Il problema adesso, pensò nella sua mente, era trovare il modo di utilizzare quelle informazioni, di trovare la maniera più adatta per poterle impiegare a suo vantaggio modellando il mondo come lui desiderava fosse e non come avrebbe dovuto essere. Il tempo, tuttavia, non giocava a suo favore perché gli era praticamente impossibile riuscire a informare chi di dovere che lui sapeva tutto e che avrebbe tenuto il silenzio solo in cambio di un favore specifico né, d'altro canto, gli veniva in mente come far fruttare quei segreti di fronte all'imminente prova a cui Contarini lo aveva sottoposto e che perfino lui aveva capito essere stata concepita per eliminarlo, per rimuovere definitivamente il problema dando ai Barbarigo un viatico per farla franca e alle Istituzioni la via perfetta per evitare di incorrere nell'errore giudiziario e perdere quell'aura di venerabile imparzialità e incapacità d'errore.

Se solo gli fosse venuto in mente prima, se solo non avesse avuto bisogno di focalizzare lo sguardo sul libretto dove il cancellerie del tribunale aveva scribacchiato tutto il suo processo fino ad allora per farsi tornare in mente quell'oggetto forse avrebbe potuto usarlo prima, avrebbe potuto costringere chi di dovere a lasciarlo andare, a farla pagare finanche ad Urveda e alla sua maledetta smania di eradicare l'eresia e la diversità ovunque la trovassero.
Se solo.

Se solo...

Quante cose avrebbero potuto cambiare gli uomini se avessero avuto il potere di evitare tutto quello, se avessero avuto la capacità di mutare quei "se solo" in altro viaggiando a ritroso, ripercorrendo il filo del Tempo fino al momento in cui avevano sbagliato per correggere l'errore e ripartire da capo.

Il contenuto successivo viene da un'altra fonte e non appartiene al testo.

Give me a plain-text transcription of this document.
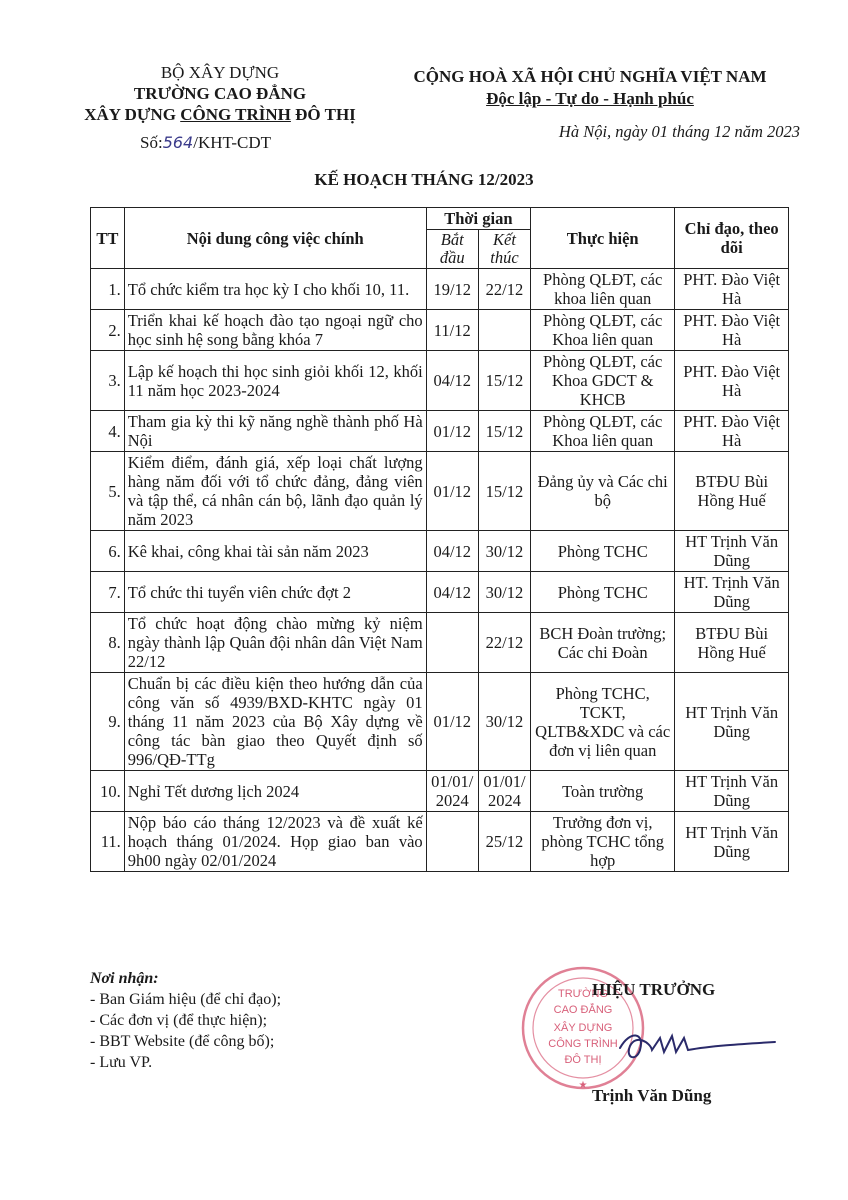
BỘ XÂY DỰNG
TRƯỜNG CAO ĐẲNG
XÂY DỰNG CÔNG TRÌNH ĐÔ THỊ
Số:564/KHT-CDT
CỘNG HOÀ XÃ HỘI CHỦ NGHĨA VIỆT NAM
Độc lập - Tự do - Hạnh phúc
Hà Nội, ngày 01 tháng 12 năm 2023
KẾ HOẠCH THÁNG 12/2023
TT	Nội dung công việc chính	Thời gian		Thực hiện	Chỉ đạo, theo dõi
		Bắt đầu	Kết thúc		
1.	Tổ chức kiểm tra học kỳ I cho khối 10, 11.	19/12	22/12	Phòng QLĐT, các khoa liên quan	PHT. Đào Việt Hà
2.	Triển khai kế hoạch đào tạo ngoại ngữ cho học sinh hệ song bằng khóa 7	11/12		Phòng QLĐT, các Khoa liên quan	PHT. Đào Việt Hà
3.	Lập kế hoạch thi học sinh giỏi khối 12, khối 11 năm học 2023-2024	04/12	15/12	Phòng QLĐT, các Khoa GDCT & KHCB	PHT. Đào Việt Hà
4.	Tham gia kỳ thi kỹ năng nghề thành phố Hà Nội	01/12	15/12	Phòng QLĐT, các Khoa liên quan	PHT. Đào Việt Hà
5.	Kiểm điểm, đánh giá, xếp loại chất lượng hàng năm đối với tổ chức đảng, đảng viên và tập thể, cá nhân cán bộ, lãnh đạo quản lý năm 2023	01/12	15/12	Đảng ủy và Các chi bộ	BTĐU Bùi Hồng Huế
6.	Kê khai, công khai tài sản năm 2023	04/12	30/12	Phòng TCHC	HT Trịnh Văn Dũng
7.	Tổ chức thi tuyển viên chức đợt 2	04/12	30/12	Phòng TCHC	HT. Trịnh Văn Dũng
8.	Tổ chức hoạt động chào mừng kỷ niệm ngày thành lập Quân đội nhân dân Việt Nam 22/12		22/12	BCH Đoàn trường; Các chi Đoàn	BTĐU Bùi Hồng Huế
9.	Chuẩn bị các điều kiện theo hướng dẫn của công văn số 4939/BXD-KHTC ngày 01 tháng 11 năm 2023 của Bộ Xây dựng về công tác bàn giao theo Quyết định số 996/QĐ-TTg	01/12	30/12	Phòng TCHC, TCKT, QLTB&XDC và các đơn vị liên quan	HT Trịnh Văn Dũng
10.	Nghỉ Tết dương lịch 2024	01/01/ 2024	01/01/ 2024	Toàn trường	HT Trịnh Văn Dũng
11.	Nộp báo cáo tháng 12/2023 và đề xuất kế hoạch tháng 01/2024. Họp giao ban vào 9h00 ngày 02/01/2024		25/12	Trưởng đơn vị, phòng TCHC tổng hợp	HT Trịnh Văn Dũng
Nơi nhận:
- Ban Giám hiệu (để chỉ đạo);
- Các đơn vị (để thực hiện);
- BBT Website (để công bố);
- Lưu VP.
★
TRƯỜNG
CAO ĐẲNG
XÂY DỰNG
CÔNG TRÌNH
ĐÔ THỊ
HIỆU TRƯỞNG
Trịnh Văn Dũng
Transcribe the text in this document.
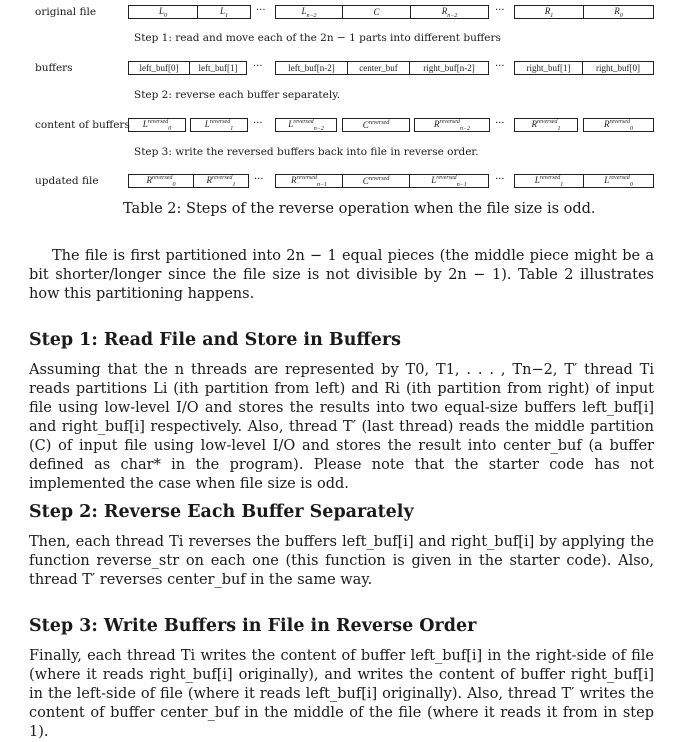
original file	$L_0$	$L_1$	···	$L_{n-2}$	C	$R_{n-2}$	···	$R_1$	$R_0$
Step 1: read and move each of the 2n − 1 parts into different buffers
buffers	left_buf[0]	left_buf[1]	···	left_buf[n-2]	center_buf	right_buf[n-2]	···	right_buf[1]	right_buf[0]
Step 2: reverse each buffer separately.
content of buffers $L^{reversed}_0$	$L^{reversed}_1$ ···	$L^{reversed}_{n-2}$	$C^{reversed}$	$R^{reversed}_{n-2}$	···	$R^{reversed}_1$	$R^{reversed}_0$
Step 3: write the reversed buffers back into file in reverse order.
updated file	$R^{reversed}_0$	$R^{reversed}_1$ ···	$R^{reversed}_{n-1}$	$C^{reversed}$	$L^{reversed}_{n-1}$	···	$L^{reversed}_1$	$L^{reversed}_0$
Table 2: Steps of the reverse operation when the file size is odd.
The file is first partitioned into 2n − 1 equal pieces (the middle piece might be a bit shorter/longer since the file size is not divisible by 2n − 1). Table 2 illustrates how this partitioning happens.
Step 1: Read File and Store in Buffers
Assuming that the n threads are represented by T0, T1, . . . , Tn−2, T′ thread Ti reads partitions Li (ith partition from left) and Ri (ith partition from right) of input file using low-level I/O and stores the results into two equal-size buffers left_buf[i] and right_buf[i] respectively. Also, thread T′ (last thread) reads the middle partition (C) of input file using low-level I/O and stores the result into center_buf (a buffer defined as char* in the program). Please note that the starter code has not implemented the case when file size is odd.
Step 2: Reverse Each Buffer Separately
Then, each thread Ti reverses the buffers left_buf[i] and right_buf[i] by applying the function reverse_str on each one (this function is given in the starter code). Also, thread T′ reverses center_buf in the same way.
Step 3: Write Buffers in File in Reverse Order
Finally, each thread Ti writes the content of buffer left_buf[i] in the right-side of file (where it reads right_buf[i] originally), and writes the content of buffer right_buf[i] in the left-side of file (where it reads left_buf[i] originally). Also, thread T′ writes the content of buffer center_buf in the middle of the file (where it reads it from in step 1).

Ma non si poteva tornare indietro purtroppo, non si poteva fermare il girotondo della vita solo perché si desiderava con ogni fibra del cuore proteggere chi si amava dai dardi della discordia e dalla crudeltà dell'esistenza. Si poteva solo andare avanti, seguire il flusso fin dove conduceva, sperando con le proprie bracciate di evitare la collisione con gli ostacoli che si poteva finire per incontrare lungo la via, quegli ostacoli cui lui era andato regolarmente contro spaccandosi e frantumandosi più e più volte solo per ricostruirsi e risbattere ancora, perché la Morte lui la sapeva domare e dominare ma la Vita era uno stallone imbizzarrito che rifuggiva ad ogni tentativo di essere imbrigliata e disarcionava chi non fosse stato bravo a reggersi e rimanere in sella.